Night Sky was released on May 20, 2022, on Amazon Prime Video. In July 2022, the series was cancelled after one season.

==Premise==
An elderly couple in Illinois discover that under their land lies a device that can teleport them to a chamber that looks out onto the barren landscape and star-filled sky of another world.

==Cast==
- Sissy Spacek as Irene York, a retired English teacher in Farnsworth, Illinois, who is Franklin's wife and Denise's paternal grandmother.
- J. K. Simmons as Franklin York, a former woodworker, who is Irene's husband of over 50 years and Denise's paternal grandfather.
- Chai Hansen as Jude, an enigmatic young man who appears suddenly by the portal and becomes a "caretaker" for the Yorks. It is revealed that he has escaped from the Cult of Caerul.
- Adam Bartley as Byron, the Yorks' new nosy and socially awkward neighbor.
- Julieta Zylberberg as Stella, a mother in Argentina on a secretive mission to find an elusive man. She is a member of the Cult of Caerul.
- Rocío Hernández as Toni, Stella's isolated and impulsive daughter.
- Piotr Adamczyk as Cornelius, the mysterious man in charge of sending Stella and Nick on missions. He is a high-ranking member of the Cult of Caerul.
- Kiah McKirnan as Denise, an MBA student, who is the Yorks' granddaughter.
- Beth Lacke as Chandra, a former student of Irene, who works as a caregiver despite her kleptomania.
- Sonya Walger as Hannah, a former member of the cult who now heads the Fallen World, an organization fighting the cult.
- Stephen Louis Grush as Nick, a pugnacious member of the Cult of Caerul who at first aids Stella in her mission.
- Angus O'Brien as Michael, the Yorks' deceased son and Denise's father, who died by suicide when Denise was five years old.
- Cass Buggé as Jeanine, Byron's wife.

==Episodes==

| No. | Title | Directed by | Written by | Original release date |
|---|---|---|---|---|
| 1 | "To the Stars" | Juan José Campanella | Holden Miller | May 20, 2022 |
| 2 | "La Capilla" | Juan José Campanella & Philip Martin | Holden Miller & Daniel C. Connolly | May 20, 2022 |
| 3 | "The Caretaker" | Philip Martin | Holden Miller | May 20, 2022 |
| 4 | "Boilermakers" | Robert Pulcini & Shari Springer Berman | Daniel C. Connolly | May 20, 2022 |
| 5 | "Driving Lessons" | Sara Colangelo | Allison Moore | May 20, 2022 |
| 6 | "Dear Franklin" | Jessica Lowrey | Anne-Marie Hess & Ezra Claytan Daniels | May 20, 2022 |
| 7 | "Lake Diving" | Victoria Mahoney | Holden Miller & Daniel C. Connolly | May 20, 2022 |
| 8 | "Compensation" | Philip Martin | Holden Miller & Daniel C. Connolly | May 20, 2022 |

==Production==
Night Sky is an American co-production between Amazon Studios and Legendary Television, created by Holden Miller and Daniel C. Connolly. The project was given a series order on October 21, 2020. Sissy Spacek and Ed O'Neill joined the cast in March 2021. O'Neill left the show the following month and was replaced by J. K. Simmons. Chai Hansen, Adam Bartley, Julieta Zylberberg, Rocío Hernández, and Kiah McKirnan were added to the cast as series regulars in May 2021. Principal photography began in June 2021 in the state of Illinois. Notable filming locations include the city of Woodstock, Cinespace Film Studios in Chicago, and the villages of Frankfort, Wauconda, and Island Lake. In August 2021, it was reported Beth Lacke, Stephen Louis Grush, and Cass Buggé would star in recurring roles. Filming was scheduled to conclude in October 2021.

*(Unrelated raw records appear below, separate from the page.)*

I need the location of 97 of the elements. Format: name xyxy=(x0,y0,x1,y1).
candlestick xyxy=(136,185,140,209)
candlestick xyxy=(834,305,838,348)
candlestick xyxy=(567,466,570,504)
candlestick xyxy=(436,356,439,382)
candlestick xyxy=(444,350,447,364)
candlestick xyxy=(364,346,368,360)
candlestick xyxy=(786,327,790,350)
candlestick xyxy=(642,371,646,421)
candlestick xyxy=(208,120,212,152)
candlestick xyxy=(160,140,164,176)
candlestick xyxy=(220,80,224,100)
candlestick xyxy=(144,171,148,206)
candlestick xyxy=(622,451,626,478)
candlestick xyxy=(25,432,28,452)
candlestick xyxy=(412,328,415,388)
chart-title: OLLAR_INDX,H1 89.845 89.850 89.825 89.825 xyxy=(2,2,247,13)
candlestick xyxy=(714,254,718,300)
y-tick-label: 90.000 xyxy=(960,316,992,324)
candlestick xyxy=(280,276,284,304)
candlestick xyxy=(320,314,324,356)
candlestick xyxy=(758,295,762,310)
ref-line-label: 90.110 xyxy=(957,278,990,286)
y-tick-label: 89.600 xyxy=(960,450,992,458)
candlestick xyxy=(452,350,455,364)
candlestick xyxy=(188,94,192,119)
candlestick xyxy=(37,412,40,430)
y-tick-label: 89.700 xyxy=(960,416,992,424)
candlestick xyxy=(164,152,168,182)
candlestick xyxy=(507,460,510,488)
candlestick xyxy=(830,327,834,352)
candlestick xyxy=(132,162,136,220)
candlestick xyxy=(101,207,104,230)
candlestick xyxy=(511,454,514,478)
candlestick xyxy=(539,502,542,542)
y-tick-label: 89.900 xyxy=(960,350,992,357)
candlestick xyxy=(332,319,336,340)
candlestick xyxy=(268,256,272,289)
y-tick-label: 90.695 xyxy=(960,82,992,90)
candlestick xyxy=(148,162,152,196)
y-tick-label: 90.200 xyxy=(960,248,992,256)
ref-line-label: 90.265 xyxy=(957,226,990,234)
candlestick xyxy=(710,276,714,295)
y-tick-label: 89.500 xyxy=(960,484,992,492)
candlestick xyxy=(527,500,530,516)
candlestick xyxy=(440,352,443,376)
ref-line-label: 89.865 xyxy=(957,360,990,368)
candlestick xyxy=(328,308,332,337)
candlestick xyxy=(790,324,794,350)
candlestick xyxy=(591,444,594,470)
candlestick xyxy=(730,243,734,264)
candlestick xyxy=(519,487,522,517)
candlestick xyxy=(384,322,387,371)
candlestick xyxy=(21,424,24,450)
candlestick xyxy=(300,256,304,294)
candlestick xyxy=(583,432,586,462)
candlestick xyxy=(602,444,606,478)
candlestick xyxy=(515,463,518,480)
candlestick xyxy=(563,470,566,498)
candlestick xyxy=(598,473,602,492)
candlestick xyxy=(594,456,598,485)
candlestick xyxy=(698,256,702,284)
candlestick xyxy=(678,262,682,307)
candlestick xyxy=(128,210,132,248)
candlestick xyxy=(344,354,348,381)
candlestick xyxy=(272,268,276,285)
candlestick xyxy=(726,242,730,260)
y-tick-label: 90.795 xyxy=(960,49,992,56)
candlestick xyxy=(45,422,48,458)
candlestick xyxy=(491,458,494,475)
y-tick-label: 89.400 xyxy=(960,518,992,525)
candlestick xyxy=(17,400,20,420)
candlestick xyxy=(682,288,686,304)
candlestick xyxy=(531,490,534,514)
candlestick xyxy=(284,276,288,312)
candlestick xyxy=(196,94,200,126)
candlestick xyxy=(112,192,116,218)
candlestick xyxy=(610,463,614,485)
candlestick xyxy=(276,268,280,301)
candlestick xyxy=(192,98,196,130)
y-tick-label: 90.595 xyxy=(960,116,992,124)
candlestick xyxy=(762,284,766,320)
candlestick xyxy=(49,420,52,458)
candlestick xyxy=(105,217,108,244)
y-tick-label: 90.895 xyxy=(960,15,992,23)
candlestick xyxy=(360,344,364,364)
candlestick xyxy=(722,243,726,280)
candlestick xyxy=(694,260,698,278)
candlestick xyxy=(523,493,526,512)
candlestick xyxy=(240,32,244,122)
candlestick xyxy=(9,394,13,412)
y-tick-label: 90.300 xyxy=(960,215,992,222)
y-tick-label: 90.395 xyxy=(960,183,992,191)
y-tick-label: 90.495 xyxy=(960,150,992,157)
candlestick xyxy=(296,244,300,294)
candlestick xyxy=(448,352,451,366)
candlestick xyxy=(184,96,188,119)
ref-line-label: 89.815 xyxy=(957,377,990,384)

On July 5, 2022, Amazon Prime Video canceled the series after one season when its viewer count failed to justify production costs. Pre-production on a prospective second season had been set to begin in September 2022.

==Release==
The series was released on May 20, 2022, on Amazon Prime Video.

==Reception==
The review aggregator website Rotten Tomatoes reported a 73% approval rating with an average rating of 6.4/10, based on 45 critic reviews. The website's critics consensus reads, "Night Sky reaches for the stars when it really should have settled on a feature length finish, but the combined supernova of J.K. Simmons and Sissy Spacek shines bright." Metacritic, which uses a weighted average, assigned a score of 66 out of 100 based on 18 critics, indicating "generally favorable reviews".